In Vietnam, early clinical applications have been pioneered by Vinmec Healthcare System. Reported cases, including successful treatment in pediatric leukemia, demonstrate that highly complex therapies can be implemented domestically when supported by appropriate infrastructure and expertise.

These achievements highlight the emergence of a localized translational ecosystem, where research, manufacturing, and clinical care are integrated. At the same time, they underscore the uneven distribution of such capabilities across the national healthcare system.

Regulatory Structure: Between Control and Incompleteness

Vietnam’s regulatory framework for CGT combines general healthcare law, technical classifications, and specialized guidance. The Law on Medical Examination and Treatment (2023) and Circular 23/2019/TT-BYT provide a legal basis for certain cell-based procedures.

However, it is the combination of the 2020 national guideline and Circular 50/2025 that most clearly defines the current regulatory approach. Together, they establish a continuum from research to clinical application, grounded in risk assessment, quality control, and ethical oversight.
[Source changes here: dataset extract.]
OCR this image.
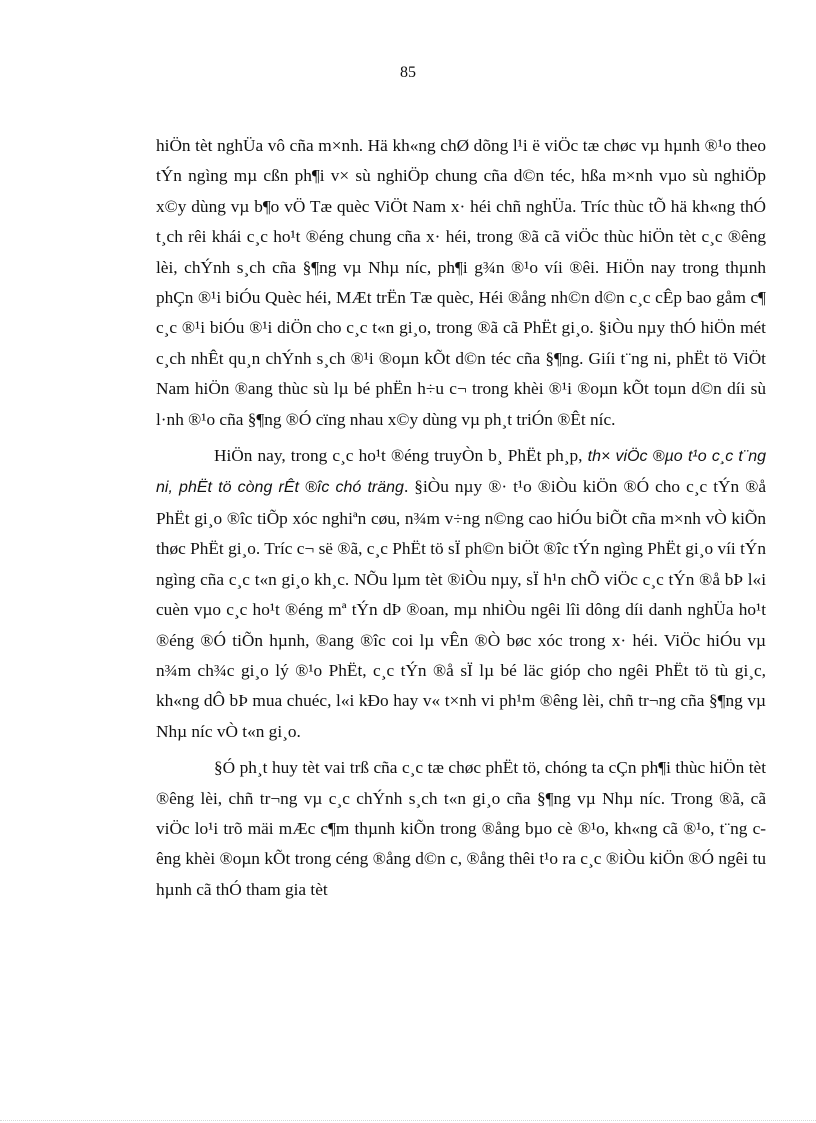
85

hiÖn tèt nghÜa vô cña m×nh. Hä kh«ng chØ dõng l¹i ë viÖc tæ chøc vµ hµnh ®¹o theo tÝn ngìng mµ cßn ph¶i v× sù nghiÖp chung cña d©n téc, hßa m×nh vµo sù nghiÖp x©y dùng vµ b¶o vÖ Tæ quèc ViÖt Nam x· héi chñ nghÜa. Tríc thùc tÕ hä kh«ng thÓ t¸ch rêi khái c¸c ho¹t ®éng chung cña x· héi, trong ®ã cã viÖc thùc hiÖn tèt c¸c ®êng lèi, chÝnh s¸ch cña §¶ng vµ Nhµ níc, ph¶i g¾n ®¹o víi ®êi. HiÖn nay trong thµnh phÇn ®¹i biÓu Quèc héi, MÆt trËn Tæ quèc, Héi ®ång nh©n d©n c¸c cÊp bao gåm c¶ c¸c ®¹i biÓu ®¹i diÖn cho c¸c t«n gi¸o, trong ®ã cã PhËt gi¸o. §iÒu nµy thÓ hiÖn mét c¸ch nhÊt qu¸n chÝnh s¸ch ®¹i ®oµn kÕt d©n téc cña §¶ng. Giíi t¨ng ni, phËt tö ViÖt Nam hiÖn ®ang thùc sù lµ bé phËn h÷u c¬ trong khèi ®¹i ®oµn kÕt toµn d©n díi sù l·nh ®¹o cña §¶ng ®Ó cïng nhau x©y dùng vµ ph¸t triÓn ®Êt níc.

HiÖn nay, trong c¸c ho¹t ®éng truyÒn b¸ PhËt ph¸p, th× viÖc ®µo t¹o c¸c t¨ng ni, phËt tö còng rÊt ®îc chó träng. §iÒu nµy ®· t¹o ®iÒu kiÖn ®Ó cho c¸c tÝn ®å PhËt gi¸o ®îc tiÕp xóc nghiªn cøu, n¾m v÷ng n©ng cao hiÓu biÕt cña m×nh vÒ kiÕn thøc PhËt gi¸o. Tríc c¬ së ®ã, c¸c PhËt tö sÏ ph©n biÖt ®îc tÝn ngìng PhËt gi¸o víi tÝn ngìng cña c¸c t«n gi¸o kh¸c. NÕu lµm tèt ®iÒu nµy, sÏ h¹n chÕ viÖc c¸c tÝn ®å bÞ l«i cuèn vµo c¸c ho¹t ®éng mª tÝn dÞ ®oan, mµ nhiÒu ngêi lîi dông díi danh nghÜa ho¹t ®éng ®Ó tiÕn hµnh, ®ang ®îc coi lµ vÊn ®Ò bøc xóc trong x· héi. ViÖc hiÓu vµ n¾m ch¾c gi¸o lý ®¹o PhËt, c¸c tÝn ®å sÏ lµ bé läc gióp cho ngêi PhËt tö tù gi¸c, kh«ng dÔ bÞ mua chuéc, l«i kÐo hay v« t×nh vi ph¹m ®êng lèi, chñ tr¬ng cña §¶ng vµ Nhµ níc vÒ t«n gi¸o.

§Ó ph¸t huy tèt vai trß cña c¸c tæ chøc phËt tö, chóng ta cÇn ph¶i thùc hiÖn tèt ®êng lèi, chñ tr¬ng vµ c¸c chÝnh s¸ch t«n gi¸o cña §¶ng vµ Nhµ níc. Trong ®ã, cã viÖc lo¹i trõ mäi mÆc c¶m thµnh kiÕn trong ®ång bµo cè ®¹o, kh«ng cã ®¹o, t¨ng cêng khèi ®oµn kÕt trong céng ®ång d©n c, ®ång thêi t¹o ra c¸c ®iÒu kiÖn ®Ó ngêi tu hµnh cã thÓ tham gia tèt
Nevertheless, a comprehensive legal framework specifically tailored to CGT—particularly gene therapy and engineered cell therapies—has yet to be fully developed.

The Persistent Challenge of Misuse

Despite a structured regulatory philosophy, enforcement challenges remain. Reports from mainstream media indicate the proliferation of clinics offering so-called stem cell therapies without scientific validation or regulatory approval.

Such practices directly contradict established principles, including GMP requirements and mandatory clinical evaluation. They also expose patients to serious risks, ranging from immune reactions to infections and tumor formation.

This disconnect between regulatory intent and real-world practice remains one of the most pressing issues in Vietnam’s CGT landscape.

Conclusion

Cell and gene therapy in Vietnam is at a critical stage of development. The country has established a strong scientific foundation and demonstrated early success in advanced therapies such as CAR-T. At the same time, its regulatory framework—anchored by the 2020 national guideline and reinforced by Circular 50/2025—reflects a cautious, research-centered approach.

Yet, the system remains incomplete. Bridging the gap between research and clinical practice, strengthening enforcement, and developing a dedicated legal framework for advanced therapies will be essential steps moving forward.

Vietnam’s experience illustrates a broader global challenge: how to translate cutting-edge biomedical innovation into safe, effective, and accessible healthcare—without losing control of its risks.